El ner eguna que por primera vez han celebrado las personas y sus familias de las organizaciones unidas como ner group y gbe ner Elkartea habrá sido una jornada con diferentes sentimientos, sensaciones, buenos momentos... y entre todo ello quizá haya habido lugar para sentir orgullo de pertenencia, nuestro tema de hoy.
La simple experiencia, al alcance de todos, nos dice que el orgullo es desagradable cuando separa a las personas, y al contrario, cuando logra relacionarnos adecuadamente y nos une, resulta un sentimiento fructífero y positivo. Y el orgullo de pertenencia, como su nombre indica, es el orgullo que se experimenta por pertenecer a algo, por ejemplo, una organización.
La pregunta a continuación sería: ¿y cómo es una organización que hace sentir a las personas el orgullo de estar allí? En las organizaciones con el Nuevo Estilo de Relaciones (NER) se puede sentir orgullo de pertenencia por diversos motivos, que seguro os gustarán a los amigos y amigas que leáis hoy nuestra página. Antes de ello, no está mal subrayar que «sentir» no se puede forzar, no es una consigna empresarial o comercial. Bien y dicho esto, veamos, por ejemplo, la experiencia del orgullo en el NER. Nada más abrir el libro Cuando la propiedad no quiere ceder el poder, encontramos la asamblea general en la que Koldo y Oscar hablan a todas las personas de Urgola Hermanos sobre el NER. Entre otras cosas se ponen de acuerdo para realizar
«la posibilidad de saber cómo van las cosas y tener el orgullo de mejorarlas».
Y unos meses más tarde, el acuerdo de la asamblea estaba produciendo frutos como este que aparece unas páginas más adelante: un pedido importante de un nuevo cliente.
«Tras los tira y afloja inherentes a toda negociación, nos fue concedido el pedido. Lo primero que hicimos nada más conocer la noticia fue convocar una nueva reunión para compartirla con todas las personas. El orgullo y la satisfacción se percibían en el ambiente. Algo estaba cambiando en Urgola Hermanos. Ya no era el “comercial” el centro de todas las felicitaciones. Estábamos migrando de una organización basada en “galácticos” a otra donde el concepto de equipo y la importancia de todas las personas eran la nota predominante.»

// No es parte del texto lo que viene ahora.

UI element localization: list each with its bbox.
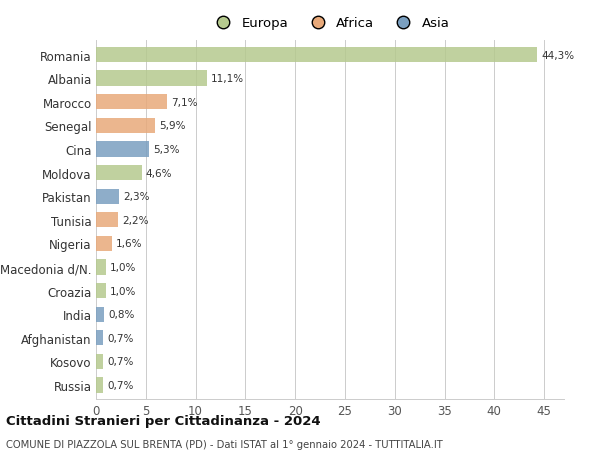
- Bar: [96, 48, 537, 63]
- Text: Cittadini Stranieri per Cittadinanza - 2024: Cittadini Stranieri per Cittadinanza - 2…: [6, 414, 320, 428]
- Text: 2,3%: 2,3%: [123, 192, 149, 202]
- Text: 0,7%: 0,7%: [107, 380, 133, 390]
- Text: 0,7%: 0,7%: [107, 333, 133, 343]
- Bar: [96, 283, 106, 299]
- Legend: Europa, Africa, Asia: Europa, Africa, Asia: [205, 12, 455, 36]
- Bar: [96, 71, 206, 87]
- Bar: [96, 378, 103, 393]
- Text: 1,6%: 1,6%: [116, 239, 142, 249]
- Text: 1,0%: 1,0%: [110, 286, 136, 296]
- Bar: [96, 236, 112, 252]
- Bar: [96, 354, 103, 369]
- Bar: [96, 118, 155, 134]
- Text: 4,6%: 4,6%: [146, 168, 172, 178]
- Text: 1,0%: 1,0%: [110, 263, 136, 273]
- Bar: [96, 189, 119, 204]
- Text: 7,1%: 7,1%: [170, 98, 197, 107]
- Text: COMUNE DI PIAZZOLA SUL BRENTA (PD) - Dati ISTAT al 1° gennaio 2024 - TUTTITALIA.: COMUNE DI PIAZZOLA SUL BRENTA (PD) - Dat…: [6, 440, 443, 449]
- Text: 0,8%: 0,8%: [108, 309, 134, 319]
- Text: 0,7%: 0,7%: [107, 357, 133, 367]
- Text: 44,3%: 44,3%: [541, 50, 574, 61]
- Bar: [96, 142, 149, 157]
- Bar: [96, 95, 167, 110]
- Text: 5,3%: 5,3%: [153, 145, 179, 155]
- Text: 11,1%: 11,1%: [211, 74, 244, 84]
- Bar: [96, 166, 142, 181]
- Bar: [96, 260, 106, 275]
- Bar: [96, 213, 118, 228]
- Bar: [96, 330, 103, 346]
- Text: 2,2%: 2,2%: [122, 215, 148, 225]
- Text: 5,9%: 5,9%: [159, 121, 185, 131]
- Bar: [96, 307, 104, 322]
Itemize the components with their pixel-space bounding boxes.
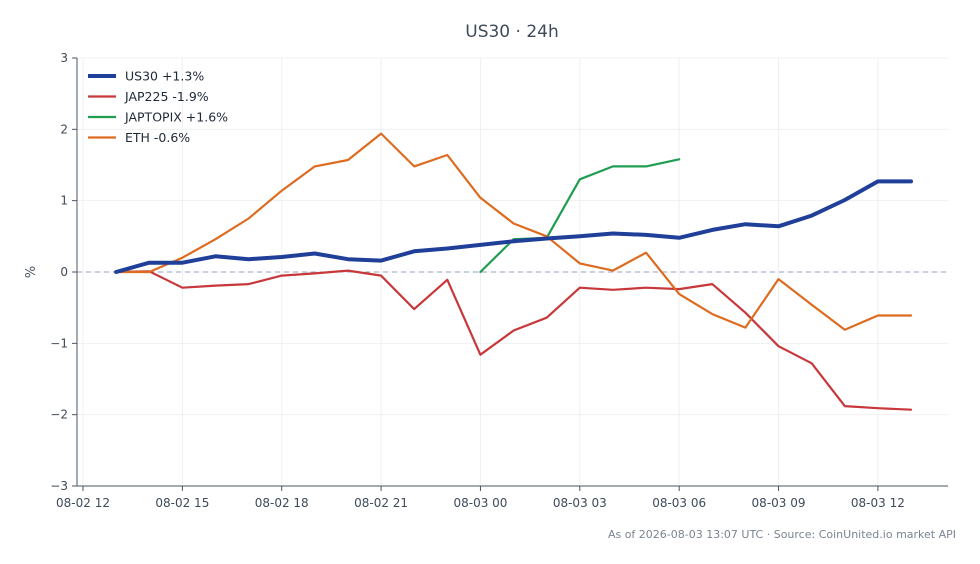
- x-tick-label: 08-02 12: [56, 496, 110, 510]
- y-tick-label: −2: [50, 408, 68, 422]
- x-tick-label: 08-03 09: [752, 496, 806, 510]
- y-tick-label: 2: [60, 122, 68, 136]
- legend-label: JAP225 -1.9%: [124, 89, 209, 104]
- x-tick-label: 08-03 03: [553, 496, 607, 510]
- x-tick-label: 08-02 18: [255, 496, 309, 510]
- x-tick-label: 08-03 12: [851, 496, 905, 510]
- x-tick-label: 08-02 15: [155, 496, 209, 510]
- x-tick-label: 08-03 06: [652, 496, 706, 510]
- legend-label: ETH -0.6%: [125, 130, 190, 145]
- footer-source-note: As of 2026-08-03 13:07 UTC · Source: Coi…: [608, 528, 956, 541]
- x-tick-label: 08-02 21: [354, 496, 408, 510]
- y-tick-labels: 3 2 1 0 −1 −2 −3: [50, 51, 68, 493]
- y-tick-label: 3: [60, 51, 68, 65]
- legend: US30 +1.3% JAP225 -1.9% JAPTOPIX +1.6% ETH …: [88, 69, 228, 145]
- series-lines: [114, 132, 913, 411]
- series-line: [114, 132, 913, 331]
- axes: [72, 57, 948, 491]
- grid-lines: [77, 57, 948, 487]
- x-tick-labels: 08-02 12 08-02 15 08-02 18 08-02 21 08-03 00…: [56, 496, 905, 510]
- x-tick-label: 08-03 00: [453, 496, 507, 510]
- y-tick-label: −1: [50, 336, 68, 350]
- y-tick-label: 1: [60, 194, 68, 208]
- series-line: [114, 179, 913, 274]
- y-tick-label: 0: [60, 265, 68, 279]
- y-tick-label: −3: [50, 479, 68, 493]
- series-line: [114, 269, 913, 411]
- chart-title: US30 · 24h: [465, 22, 558, 42]
- y-axis-label: %: [24, 266, 39, 278]
- legend-label: JAPTOPIX +1.6%: [124, 110, 228, 125]
- legend-label: US30 +1.3%: [125, 69, 204, 84]
- series-line: [479, 158, 681, 274]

Habréis notado que Oscar, el autor del libro, se extiende en valorar en términos organizativos este logro, lo que supone levantar la mirada de lo urgente, despegarse de las miras a corto plazo centradas en la cosecha inmediata, y centrarse en aquello que puede hacer posible más cosechas y más satisfacciones, retos, etc.: el «equipo y la importancia de todas las personas».
Así que hasta ahora ya llevamos unos cuantos motivos que facilitan el orgullo de pertenencia en las personas con el Nuevo Estilo de Relaciones: mejorar la organización y conseguirlo a través de ampliar clientes, desarrollar la economía y evolucionar en las relaciones entre las personas de la organización. Unas páginas más adelante, aparece otro orgullo: el de responder de la palabra dada, del compromiso. Así es la experiencia que narra Oscar:
«Recuerdo, por ejemplo, que se tuvieron que realizar unas determinadas piezas que Imanol, recientemente jubilado, era la única persona que las había fabricado hasta la fecha. Como suele ser habitual en estos casos, Murphy existe, y días antes de comenzar con la producción, Ibon, la persona que seguía en experiencia a Imanol, tuvo un accidente doméstico y se rompió el brazo. […] Sin embargo, la preocupación duró muy poco tiempo. Ibon acudía con el brazo en cabestrillo para ayudar a programar la máquina y el resto del equipo se las ingenió para sacar adelante las piezas en el plazo previsto. Una vez terminadas, vinieron a verme y me dijeron: “Nos comprometimos a sacar adelante las piezas sin Imanol y eso hemos hecho». No hace falta que os cuente el orgullo que exhibían.»
¿Qué os parece? ¿Os gustaría vivir esta experiencia? Si sentís lo mismo que nosotros, más que gustar, es la experiencia que queremos tener a diario. Es muy sencillo conseguir estar orgullosos, ya lo veis, solo hace falta cambiar el estilo de relaciones, dejar de considerar a las personas como recursos de trabajo y pasar a creer en ellas, a considerarlas miembros de un equipo, apreciar su diversidad.
Buen fin de semana, amigas y amigos, que disfrutéis con las personas que tengáis cerca. Asteburu on!